Mientras reflexionaba sobre este asunto, la verdad se hizo en su corazón. No veía en la Gran Concubina Imperial a una criatura de carne y hueso, ni tampoco a una visión. Era, en todo caso, un símbolo de la realidad, un símbolo de la esencia de las cosas. Resulta verdaderamente extraño perseguir esa esencia en la figura de una mujer. Y, sin embargo, existía un motivo. Aun al enamorarse, el sacerdote de Shiga no había perdido el hábito, adquirido tras largos años de contemplación, de esforzarse por alcanzar la esencia de las cosas a través de una constante abstracción. La Gran Concubina Imperial de Kyogoku, se había identificado con la visión del inmenso loto de doscientos cincuenta yojana. Reclinada en el agua y sostenida por todas las flores de loto, la Cortesana se volvía. tan grande como el Monte Sumeru.

Cuanto más convertía a su amor en un imposible, más profundamente traicionaba el sacerdote a Buda, pues la imposibilidad de su amor se encontraba aparejada con la imposibilidad de llegar a la iluminación. Y cuanto más advertía que su amor no podía tener esperanza, más crecía la fantasía que lo alimentaba y más se arraigaban sus pensamientos impuros. Mientras consideraba que su amor tenía alguna remota posibilidad, le había sido más fácil renunciar a él; pero ahora que la Gran Concubina se había convertido en una criatura fabulosa y totalmente inalcanzable, el amor del Gran Sacerdote se inmovilizaba como un gran lago de aguas calmas que cubría, inexorablemente, la superficie de la tierra.

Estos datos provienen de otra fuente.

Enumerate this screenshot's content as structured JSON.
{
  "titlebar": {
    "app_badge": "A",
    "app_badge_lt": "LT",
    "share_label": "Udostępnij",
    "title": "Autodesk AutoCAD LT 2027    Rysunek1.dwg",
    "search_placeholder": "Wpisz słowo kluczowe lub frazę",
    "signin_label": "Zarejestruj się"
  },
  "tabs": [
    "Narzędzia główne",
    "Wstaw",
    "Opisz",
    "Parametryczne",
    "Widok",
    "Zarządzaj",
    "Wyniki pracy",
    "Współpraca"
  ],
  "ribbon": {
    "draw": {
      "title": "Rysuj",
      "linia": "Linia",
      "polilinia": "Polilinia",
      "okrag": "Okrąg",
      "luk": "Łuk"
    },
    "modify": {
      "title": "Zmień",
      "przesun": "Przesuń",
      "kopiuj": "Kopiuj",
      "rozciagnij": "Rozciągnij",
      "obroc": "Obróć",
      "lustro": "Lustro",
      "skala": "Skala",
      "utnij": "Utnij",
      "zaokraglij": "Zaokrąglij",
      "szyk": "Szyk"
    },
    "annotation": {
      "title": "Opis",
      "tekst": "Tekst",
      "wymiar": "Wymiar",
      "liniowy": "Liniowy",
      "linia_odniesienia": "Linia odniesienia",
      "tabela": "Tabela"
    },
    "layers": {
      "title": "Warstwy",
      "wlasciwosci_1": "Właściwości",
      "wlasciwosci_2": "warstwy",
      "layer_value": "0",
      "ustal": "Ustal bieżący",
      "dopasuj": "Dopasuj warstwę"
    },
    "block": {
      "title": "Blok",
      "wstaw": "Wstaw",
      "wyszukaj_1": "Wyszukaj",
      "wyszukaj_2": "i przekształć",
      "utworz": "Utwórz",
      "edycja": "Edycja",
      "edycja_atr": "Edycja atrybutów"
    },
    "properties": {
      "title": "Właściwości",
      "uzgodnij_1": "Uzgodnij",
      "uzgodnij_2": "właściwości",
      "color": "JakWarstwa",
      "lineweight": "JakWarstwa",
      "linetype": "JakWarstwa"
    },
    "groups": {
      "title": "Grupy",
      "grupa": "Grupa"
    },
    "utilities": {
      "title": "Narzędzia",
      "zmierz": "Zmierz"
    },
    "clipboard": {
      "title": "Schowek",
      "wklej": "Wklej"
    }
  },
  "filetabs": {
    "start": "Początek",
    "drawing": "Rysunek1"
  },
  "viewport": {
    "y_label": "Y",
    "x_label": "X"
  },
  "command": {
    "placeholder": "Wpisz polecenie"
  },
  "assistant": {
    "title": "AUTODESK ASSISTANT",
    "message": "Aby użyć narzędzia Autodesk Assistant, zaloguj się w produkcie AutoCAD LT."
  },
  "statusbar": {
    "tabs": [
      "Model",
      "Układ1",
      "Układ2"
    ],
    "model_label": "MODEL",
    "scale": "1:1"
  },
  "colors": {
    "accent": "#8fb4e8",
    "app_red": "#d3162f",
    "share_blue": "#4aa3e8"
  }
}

Esperaba ver el rostro de su dama aún una vez más, pero temía que esa figura, que ahora se había vuelto una gigantesca flor de loto, se desvaneciera sin dejar rastros. Si aquello sucedía, el Gran Sacerdote se salvaría. Esta vez no dudaba de alcanzar la verdad. Y aquella mera perspectiva llenó al sacerdote de miedo y reverencia.

El melancólico amor del anciano había comenzado a crear curiosas estratagemas. Cuando, por fin, se decidió a visitar a la Gran Concubina, creyó en la ilusión de estar saliendo de una enfermedad que estaba marchitando su cuerpo. El caviloso sacerdote interpretó la alegría que acompañaba a su determinación como el alivio de haber escapado finalmente a las trabas de su amor.

Ninguno de los servidores de la Gran Concubina halló nada extraño en el hecho de que un anciano sacerdote permaneciera de pie en un rincón del jardín, apoyado en su bastón y mirando tristemente la Residencia. Era frecuente encontrar a ascetas y mendigos frente a las grandes casas de la Capital, aguardando limosnas.

Una de las cortesanas mencionó el hecho a su señora. La Gran Concubina miró, casualmente, a través del postigo que la separaba del jardín. Bajo las sombras del verde follaje, un anciano sacerdote macilento y de raídas vestiduras negras, inclinaba la cabeza. La dama lo observó por algún tiempo, y cuando hubo reconocido al sacerdote del lago de Shiga, su pálido rostro se volvió aún más demacrado.

Pasados algunos minutos de indecisión, impartió las órdenes necesarias para que la presencia del sacerdote en el jardín fuera ignorada.

Por primera vez el desasosiego hizo presa de ella. Había visto a mucha gente hacer abandono del mundo, pero ahora se encontraba por primera vez con alguien que renunciaba al mundo futuro. La visión resultaba siniestra y aterradora. Todos los placeres que había extraído su imaginación ante la idea del amor del sacerdote, desaparecieron en un segundo. Aunque aquel hombre hubiera renunciado al mundo futuro por ella, ahora comprendía que ese mundo jamás pasaría a sus propias manos.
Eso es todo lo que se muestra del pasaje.